For odd $n \ge 3$ there is a straightforward answer:

Let $Q_1 = I, Q_2 = -I + 2 e_1 e_1^T$, where $e_1 = (1,0,...)^T$, note that $Q_1,Q_2 \in SO(n)$.

Then $Q_1+Q_2 = 2 e_1 e_1^T$. Now let $P_k$ be any even permutation matrix such that $P_k e_1 = e_k$, then $P_i(Q_1+Q_2) P_j^T = 2 e_i e_j^T$, and $P_iQ_1 P_j^T, P_iQ_2 P_j^T$ are in $SO(n)$.

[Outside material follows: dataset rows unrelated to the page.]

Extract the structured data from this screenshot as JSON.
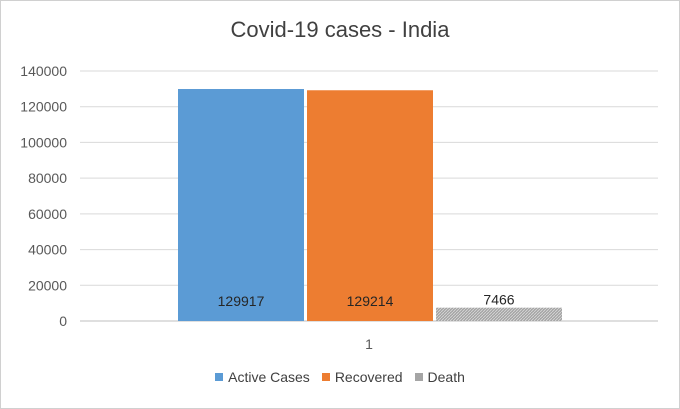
{
  "chart_data": {
    "type": "bar",
    "title": "Covid-19 cases - India",
    "categories": [
      "1"
    ],
    "series": [
      {
        "name": "Active Cases",
        "values": [
          129917
        ],
        "color": "#5b9bd5",
        "pattern": "solid"
      },
      {
        "name": "Recovered",
        "values": [
          129214
        ],
        "color": "#ed7d31",
        "pattern": "solid"
      },
      {
        "name": "Death",
        "values": [
          7466
        ],
        "color": "#a5a5a5",
        "pattern": "hatched"
      }
    ],
    "data_labels": [
      "129917",
      "129214",
      "7466"
    ],
    "yticks": [
      "0",
      "20000",
      "40000",
      "60000",
      "80000",
      "100000",
      "120000",
      "140000"
    ],
    "ylim": [
      0,
      140000
    ],
    "xlabel": "",
    "ylabel": "",
    "grid": true,
    "legend_position": "bottom"
  }
}
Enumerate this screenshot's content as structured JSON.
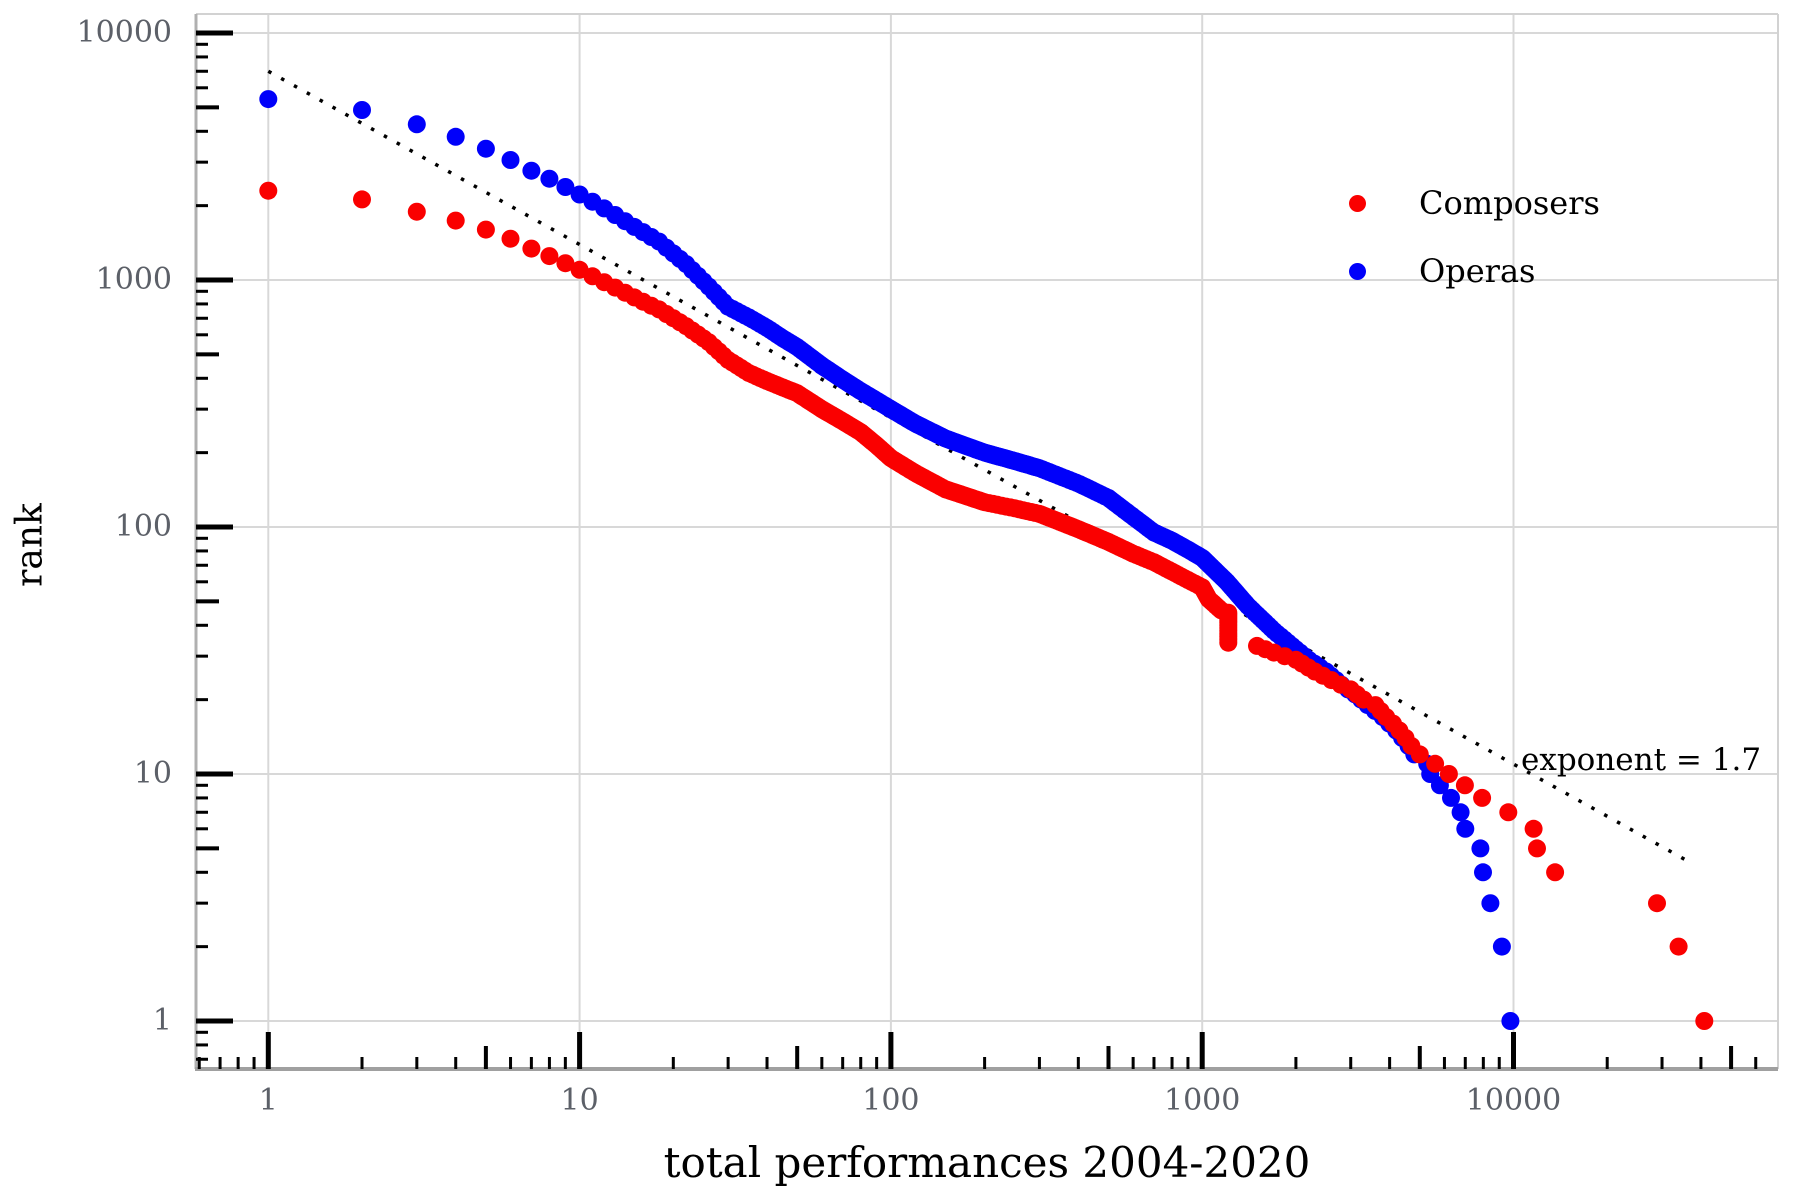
{
  "chart_data": {
    "type": "scatter",
    "title": "",
    "xlabel": "total performances 2004-2020",
    "ylabel": "rank",
    "x_scale": "log",
    "y_scale": "log",
    "xlim": [
      0.6,
      70000
    ],
    "ylim": [
      0.65,
      11900
    ],
    "x_ticks": [
      "1",
      "10",
      "100",
      "1000",
      "10000"
    ],
    "y_ticks": [
      "1",
      "10",
      "100",
      "1000",
      "10000"
    ],
    "grid": "major",
    "legend_position": "upper-right",
    "series": [
      {
        "name": "Composers",
        "color": "#fa0000",
        "points": [
          [
            1,
            2300
          ],
          [
            2,
            2120
          ],
          [
            3,
            1890
          ],
          [
            4,
            1740
          ],
          [
            5,
            1600
          ],
          [
            6,
            1470
          ],
          [
            7,
            1340
          ],
          [
            8,
            1250
          ],
          [
            9,
            1170
          ],
          [
            10,
            1100
          ],
          [
            12,
            980
          ],
          [
            15,
            850
          ],
          [
            18,
            760
          ],
          [
            22,
            650
          ],
          [
            26,
            560
          ],
          [
            30,
            475
          ],
          [
            35,
            420
          ],
          [
            40,
            390
          ],
          [
            45,
            367
          ],
          [
            50,
            348
          ],
          [
            60,
            300
          ],
          [
            70,
            268
          ],
          [
            80,
            242
          ],
          [
            90,
            214
          ],
          [
            100,
            190
          ],
          [
            120,
            165
          ],
          [
            150,
            142
          ],
          [
            200,
            126
          ],
          [
            250,
            119
          ],
          [
            300,
            113
          ],
          [
            400,
            98
          ],
          [
            500,
            87
          ],
          [
            600,
            78
          ],
          [
            700,
            72
          ],
          [
            800,
            66
          ],
          [
            900,
            61
          ],
          [
            1000,
            57
          ],
          [
            1050,
            51
          ],
          [
            1150,
            46
          ],
          [
            1213,
            45
          ],
          [
            1213,
            34
          ],
          [
            1500,
            33
          ],
          [
            1700,
            31
          ],
          [
            2000,
            29
          ],
          [
            2300,
            26
          ],
          [
            2600,
            24
          ],
          [
            3000,
            22
          ],
          [
            3300,
            20
          ],
          [
            3600,
            19
          ],
          [
            3900,
            17
          ],
          [
            4100,
            16
          ],
          [
            4300,
            15
          ],
          [
            4500,
            14
          ],
          [
            4700,
            13
          ],
          [
            5000,
            12
          ],
          [
            5600,
            11
          ],
          [
            6200,
            10
          ],
          [
            6980,
            9
          ],
          [
            7930,
            8
          ],
          [
            9620,
            7
          ],
          [
            11600,
            6
          ],
          [
            11900,
            5
          ],
          [
            13600,
            4
          ],
          [
            28900,
            3
          ],
          [
            33900,
            2
          ],
          [
            41000,
            1
          ]
        ]
      },
      {
        "name": "Operas",
        "color": "#0000fa",
        "points": [
          [
            1,
            5400
          ],
          [
            2,
            4880
          ],
          [
            3,
            4270
          ],
          [
            4,
            3800
          ],
          [
            5,
            3400
          ],
          [
            6,
            3060
          ],
          [
            7,
            2770
          ],
          [
            8,
            2570
          ],
          [
            9,
            2380
          ],
          [
            10,
            2220
          ],
          [
            12,
            1950
          ],
          [
            15,
            1640
          ],
          [
            18,
            1430
          ],
          [
            22,
            1160
          ],
          [
            26,
            940
          ],
          [
            30,
            780
          ],
          [
            35,
            705
          ],
          [
            40,
            640
          ],
          [
            45,
            580
          ],
          [
            50,
            535
          ],
          [
            60,
            450
          ],
          [
            70,
            395
          ],
          [
            80,
            355
          ],
          [
            90,
            325
          ],
          [
            100,
            300
          ],
          [
            120,
            262
          ],
          [
            150,
            228
          ],
          [
            200,
            200
          ],
          [
            250,
            185
          ],
          [
            300,
            173
          ],
          [
            400,
            150
          ],
          [
            500,
            131
          ],
          [
            600,
            110
          ],
          [
            700,
            95
          ],
          [
            800,
            88
          ],
          [
            900,
            81
          ],
          [
            1000,
            75
          ],
          [
            1200,
            60
          ],
          [
            1400,
            48
          ],
          [
            1700,
            38
          ],
          [
            2000,
            32
          ],
          [
            2200,
            29
          ],
          [
            2500,
            26
          ],
          [
            2800,
            23
          ],
          [
            3100,
            21
          ],
          [
            3400,
            19
          ],
          [
            3800,
            17
          ],
          [
            4200,
            15
          ],
          [
            4600,
            13
          ],
          [
            4800,
            12
          ],
          [
            5280,
            11
          ],
          [
            5400,
            10
          ],
          [
            5800,
            9
          ],
          [
            6300,
            8
          ],
          [
            6760,
            7
          ],
          [
            7000,
            6
          ],
          [
            7830,
            5
          ],
          [
            7980,
            4
          ],
          [
            8430,
            3
          ],
          [
            9180,
            2
          ],
          [
            9770,
            1
          ]
        ]
      }
    ],
    "trend_line": {
      "label": "exponent = 1.7",
      "style": "dotted",
      "color": "#000000",
      "points": [
        [
          1,
          7000
        ],
        [
          38000,
          4.3
        ]
      ]
    }
  },
  "legend": {
    "items": [
      {
        "label": "Composers",
        "swatch": "#fa0000"
      },
      {
        "label": "Operas",
        "swatch": "#0000fa"
      }
    ]
  },
  "style_colors": {
    "grid": "#d8d8d8",
    "spine_left": "#b0b0b0",
    "spine_bottom": "#a0a0a0",
    "spine_light": "#d2d2d2",
    "tick": "#000000",
    "tick_text": "#5c6068"
  }
}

For even $n\ge 4$, let $Q_1 = \operatorname{diag} \{ 1, \underbrace{ -1, \cdots, -1}_{{n \over 2}\text{ of these}}, \underbrace{ 1, \cdots, 1}_{{n \over 2}-1\text{ of these}} \}$, $Q_2 = \operatorname{diag} \{ 1, 1, -1, \cdots, -1, 1,...,1\}$, $\cdots $, $Q_{n-1} = \operatorname{diag} \{ 1, \underbrace{ -1, \cdots, -1}_{{n \over 2}-1\text{ of these}}, \underbrace{ 1, \cdots, 1}_{{n \over 2}-1\text{ of these}}, -1 \}$. Note that $Q_1+\cdots + Q_{n-1} +I= 2 e_1 e_1^T$. If we choose $P_k$ as above, get $P_j(Q_1+\cdots + Q_{n-1} +I)P_j^T = 2 e_i e_j^T$ and we have $P_j Q_j P_j^T \in SO(n)$.